There was a raging Twitter debate recently about the magnetizing force of the Impressionists: can there be too much of a good thing? Does the world really need another Impressionists exhibition? Though an affirmative case for both could certainly be made, it seems that the collective interest in the most popular of the modern painters is still going strong.
In our detail-saturated world, perhaps it is comforting that even a century and a half ago, there was a group of artists taking a good, hard look at the world around them—and that the closer they looked, the stranger it all became. Or perhaps it is the opposite: we are a bit astonished that the light so readily emanating from these works is still capable of filling our spirits with a (much-needed) infusion of peace.
Whether it is strangeness or peace that visitors seek, they will find both in the Impressionists at Palazzo Pitti exhibit currently at the Galleria d’Arte Moderna. Gathered in the ballroom of the Pitti Winter Apartments are 12 Impressionist masterpieces on loan from that lovely shrine to the Impressionist gods—the Musée d’Orsay in Paris—in addition to two ‘hometown’ works by Camille Pissarro and another by Alphonse Maureau permanently housed in Florence’s modern art collection.
Claude Monet,The Seine at Port-Villez
The French works came to Florence through a cultural exchange between the two museums. The exhibit I Macchiaioli: Des impressionistes italiens? at the Musée de l’Orangerie in Paris over the summer was enriched with several pieces from the Galleria d’Arte Moderna and explored the intriguing nexuses between the two movements.
As intimated by the exhibit’s straightforward title, the show at Pitti is not one that intends to provide a critical review, nor does it mean to explore the relationship between the French pieces and their Italian ‘counterparts’ in the permanent collection. It seems, quite simply, that they are here to be enjoyed by the Florentine public—a sort of thank-you note to the city for the Orangerie show.
The plot line is simple: exteriors and interiors. No subtexts, no contrived connections and—most importantly given the box-office potential of the subject matter—no gimmicks.
Henri Fantin-Latour, La liseuse
The exhibition opens with ‘En plein air’: here are the landscapes, the light, the blurred gardens and the water. Claude Monet’s La Seine à Port-Villez (c. 1890) is featured, one in the series of 18 canvases the artist painted of the area. A letter explains that Monet painted it one windy summer’s day after two months of bad weather—the fat, fast-moving clouds, the wind-blown trees and choppy water conjure an image of the artist painting in a boat being tossed in the waves.

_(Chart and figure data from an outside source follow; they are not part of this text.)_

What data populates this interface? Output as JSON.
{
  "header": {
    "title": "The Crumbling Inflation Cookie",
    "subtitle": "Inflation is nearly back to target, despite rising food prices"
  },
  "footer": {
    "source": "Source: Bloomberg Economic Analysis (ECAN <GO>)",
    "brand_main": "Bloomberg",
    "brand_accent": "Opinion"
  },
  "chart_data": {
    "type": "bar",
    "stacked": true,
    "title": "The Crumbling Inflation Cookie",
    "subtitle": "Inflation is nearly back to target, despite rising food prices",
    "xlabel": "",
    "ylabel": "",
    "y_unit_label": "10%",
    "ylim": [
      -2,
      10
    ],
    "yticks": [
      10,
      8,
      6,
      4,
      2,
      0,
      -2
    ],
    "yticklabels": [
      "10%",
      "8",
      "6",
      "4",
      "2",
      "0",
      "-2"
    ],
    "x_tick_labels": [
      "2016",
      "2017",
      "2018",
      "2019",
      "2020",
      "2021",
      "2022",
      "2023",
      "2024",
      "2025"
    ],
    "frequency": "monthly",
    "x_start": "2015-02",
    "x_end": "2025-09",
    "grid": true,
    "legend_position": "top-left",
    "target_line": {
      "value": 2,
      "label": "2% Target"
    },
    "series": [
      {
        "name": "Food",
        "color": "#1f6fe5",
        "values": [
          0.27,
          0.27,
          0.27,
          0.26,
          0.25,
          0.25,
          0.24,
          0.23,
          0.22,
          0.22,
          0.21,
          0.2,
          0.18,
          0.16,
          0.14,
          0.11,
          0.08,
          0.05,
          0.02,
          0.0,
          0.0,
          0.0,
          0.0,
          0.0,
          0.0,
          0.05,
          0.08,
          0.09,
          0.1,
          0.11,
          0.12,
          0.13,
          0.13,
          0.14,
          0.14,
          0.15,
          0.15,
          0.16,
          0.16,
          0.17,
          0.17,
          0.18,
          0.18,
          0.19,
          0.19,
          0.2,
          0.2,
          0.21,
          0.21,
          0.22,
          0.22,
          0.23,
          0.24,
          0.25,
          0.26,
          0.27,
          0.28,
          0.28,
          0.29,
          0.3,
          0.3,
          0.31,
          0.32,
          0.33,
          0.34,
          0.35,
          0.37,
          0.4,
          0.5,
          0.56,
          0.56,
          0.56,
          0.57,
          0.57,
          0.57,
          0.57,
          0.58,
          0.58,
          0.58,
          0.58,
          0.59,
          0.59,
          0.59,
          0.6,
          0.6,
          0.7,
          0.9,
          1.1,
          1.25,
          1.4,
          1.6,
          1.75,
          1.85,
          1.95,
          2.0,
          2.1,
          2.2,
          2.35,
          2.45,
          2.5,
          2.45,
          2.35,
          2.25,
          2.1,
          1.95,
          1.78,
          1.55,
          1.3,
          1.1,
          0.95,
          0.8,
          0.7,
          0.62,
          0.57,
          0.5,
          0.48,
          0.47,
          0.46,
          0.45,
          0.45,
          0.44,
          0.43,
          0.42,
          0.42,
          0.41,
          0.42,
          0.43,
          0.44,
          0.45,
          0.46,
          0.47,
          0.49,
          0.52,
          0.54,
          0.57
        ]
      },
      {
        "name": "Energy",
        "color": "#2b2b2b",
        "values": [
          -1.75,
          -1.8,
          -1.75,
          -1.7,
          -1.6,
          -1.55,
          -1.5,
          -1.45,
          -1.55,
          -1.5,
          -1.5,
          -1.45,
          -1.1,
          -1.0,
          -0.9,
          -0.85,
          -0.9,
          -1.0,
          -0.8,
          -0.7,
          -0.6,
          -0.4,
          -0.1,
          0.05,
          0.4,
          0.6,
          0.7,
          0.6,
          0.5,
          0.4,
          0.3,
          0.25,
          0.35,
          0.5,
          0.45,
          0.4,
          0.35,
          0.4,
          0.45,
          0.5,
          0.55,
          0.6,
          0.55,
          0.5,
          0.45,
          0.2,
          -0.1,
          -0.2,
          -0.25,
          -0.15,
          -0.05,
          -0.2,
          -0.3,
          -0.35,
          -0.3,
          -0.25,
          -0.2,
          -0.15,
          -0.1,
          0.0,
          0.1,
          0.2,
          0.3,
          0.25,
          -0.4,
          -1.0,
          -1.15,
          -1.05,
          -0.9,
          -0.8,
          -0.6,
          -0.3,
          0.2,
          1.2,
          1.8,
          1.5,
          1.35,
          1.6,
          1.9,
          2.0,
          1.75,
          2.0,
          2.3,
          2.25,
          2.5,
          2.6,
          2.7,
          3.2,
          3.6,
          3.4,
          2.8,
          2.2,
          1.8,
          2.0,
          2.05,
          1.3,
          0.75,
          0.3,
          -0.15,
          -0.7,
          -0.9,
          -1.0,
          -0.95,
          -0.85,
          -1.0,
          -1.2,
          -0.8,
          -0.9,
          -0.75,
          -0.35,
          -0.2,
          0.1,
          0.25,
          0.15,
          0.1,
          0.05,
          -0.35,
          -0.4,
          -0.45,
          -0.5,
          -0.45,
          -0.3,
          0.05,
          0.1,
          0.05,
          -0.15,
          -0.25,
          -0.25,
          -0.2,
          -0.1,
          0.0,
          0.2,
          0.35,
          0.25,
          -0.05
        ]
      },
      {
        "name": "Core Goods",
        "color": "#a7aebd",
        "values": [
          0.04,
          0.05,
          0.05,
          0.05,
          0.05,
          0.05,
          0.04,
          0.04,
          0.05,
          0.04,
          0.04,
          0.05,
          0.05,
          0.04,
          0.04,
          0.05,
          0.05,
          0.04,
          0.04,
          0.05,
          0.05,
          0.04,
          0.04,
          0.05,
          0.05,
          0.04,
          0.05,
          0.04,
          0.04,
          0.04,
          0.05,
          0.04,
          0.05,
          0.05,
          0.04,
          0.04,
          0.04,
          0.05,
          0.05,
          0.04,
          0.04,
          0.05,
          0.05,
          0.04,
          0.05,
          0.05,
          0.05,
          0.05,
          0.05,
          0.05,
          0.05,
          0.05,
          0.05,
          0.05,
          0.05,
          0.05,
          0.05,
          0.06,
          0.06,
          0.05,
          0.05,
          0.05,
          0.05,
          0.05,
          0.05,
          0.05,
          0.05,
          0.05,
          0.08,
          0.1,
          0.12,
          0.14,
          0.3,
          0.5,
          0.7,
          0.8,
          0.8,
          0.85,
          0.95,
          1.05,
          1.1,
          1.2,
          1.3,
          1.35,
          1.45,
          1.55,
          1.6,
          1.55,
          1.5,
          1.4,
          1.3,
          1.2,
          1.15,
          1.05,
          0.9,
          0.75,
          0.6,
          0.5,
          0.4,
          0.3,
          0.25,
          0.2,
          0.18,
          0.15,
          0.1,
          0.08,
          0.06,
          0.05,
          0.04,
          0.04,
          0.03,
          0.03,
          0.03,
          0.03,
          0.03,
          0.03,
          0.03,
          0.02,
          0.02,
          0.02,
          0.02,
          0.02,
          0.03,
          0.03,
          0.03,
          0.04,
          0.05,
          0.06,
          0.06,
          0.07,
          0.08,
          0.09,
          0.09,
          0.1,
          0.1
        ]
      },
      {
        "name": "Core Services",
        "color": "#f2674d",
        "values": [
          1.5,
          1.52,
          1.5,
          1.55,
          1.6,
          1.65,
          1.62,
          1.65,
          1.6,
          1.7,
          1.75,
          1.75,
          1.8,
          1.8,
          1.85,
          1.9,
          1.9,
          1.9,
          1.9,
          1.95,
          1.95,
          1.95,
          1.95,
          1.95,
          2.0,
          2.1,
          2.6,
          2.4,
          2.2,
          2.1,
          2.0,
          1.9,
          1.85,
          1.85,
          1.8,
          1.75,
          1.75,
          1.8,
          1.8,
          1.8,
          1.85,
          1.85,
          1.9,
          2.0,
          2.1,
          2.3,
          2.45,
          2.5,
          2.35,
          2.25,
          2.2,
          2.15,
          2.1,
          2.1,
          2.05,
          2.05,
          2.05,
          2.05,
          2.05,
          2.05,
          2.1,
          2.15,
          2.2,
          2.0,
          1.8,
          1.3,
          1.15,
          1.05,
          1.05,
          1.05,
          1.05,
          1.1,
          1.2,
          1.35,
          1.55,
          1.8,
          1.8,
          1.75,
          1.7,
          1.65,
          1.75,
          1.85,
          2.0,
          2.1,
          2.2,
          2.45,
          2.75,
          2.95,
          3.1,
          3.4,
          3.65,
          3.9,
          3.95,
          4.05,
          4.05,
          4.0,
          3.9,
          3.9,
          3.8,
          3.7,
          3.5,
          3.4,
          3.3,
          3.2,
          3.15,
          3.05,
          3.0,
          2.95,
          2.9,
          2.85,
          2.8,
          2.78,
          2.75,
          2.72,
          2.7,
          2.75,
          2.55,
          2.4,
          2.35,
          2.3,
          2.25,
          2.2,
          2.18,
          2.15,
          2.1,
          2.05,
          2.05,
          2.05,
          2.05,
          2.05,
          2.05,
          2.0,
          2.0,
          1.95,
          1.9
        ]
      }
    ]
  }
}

Also in this section is Auguste Renoir’s startling Étude: Torse de femme au soleil (1875–76). Contemporary criticism was divided on this study of a nude: some found it extraordinary in the use of color, while others were vehement in their critiques. Albert Wolff’s famously harsh words in Le Figaro remain indelibly linked to the painting’s history: ‘Someone needs to kindly explain to Mr. Renoir that a woman’s bust is not a mass of decomposing flesh full of green and violet spots, which indicate the state of complete putrefaction of a cadaver.’
The second section, ‘Interiors,’ features Degas’s sublime ballerinas and Cézanne’s still lifes, created by reducing forms to their most essential terms. La liseuse by Henri Fantin-Latour (1861) features a classic bourgeoisie domestic scene—a young girl reading on a settee—completed following a trip to England with his friend and fellow artist James Whistler.
Auguste Renoir, Étude: Torse de femme au soleil
This section also includes quotes from leading French novelists of the time—Émile Zola, Honoré de Balzac and Guy de Maupassant—which capture something of the Impressionists’ spirit. It is hard to resist Balzac’s ‘Oh my dear. Physically speaking, a stranger is the most adorably feminine person I have ever met. She belongs to that group of women that the Romans used to call flava, fulva, the woman of fire. At first what impressed me the most, and I still love so much, were [those] two yellow eyes, like tigers, golden yellow that shines, gold that is alive, gold that thinks, gold that loves.’
Yet perhaps it is this quote from Zola’s The Kill that will most inspire a visit to this strange and peaceful show: ‘It was autumn: the city under the vast, pale sky faded to a sweet, tender gray, blotched here and there in dark greens that resembled the large leaves of water-lilies floating on a lake…’
Impressionists at Palazzo Pitti
Until January 5, 2014
Galleria d’Arte Moderna, Florence
Autumn on the Rive Gauche
Spend a day in Paris without leaving Florence. Combine the Impressionists at Palazzo Pitti with a visit to the Villa Bardini exhibition Il Rinascimento da Firenze a Parigi: Andata e Ritorno, with works by Botticelli, Donatello, Mantegna and Paolo Uccello on loan from Paris’ Jacquemart–André Museum.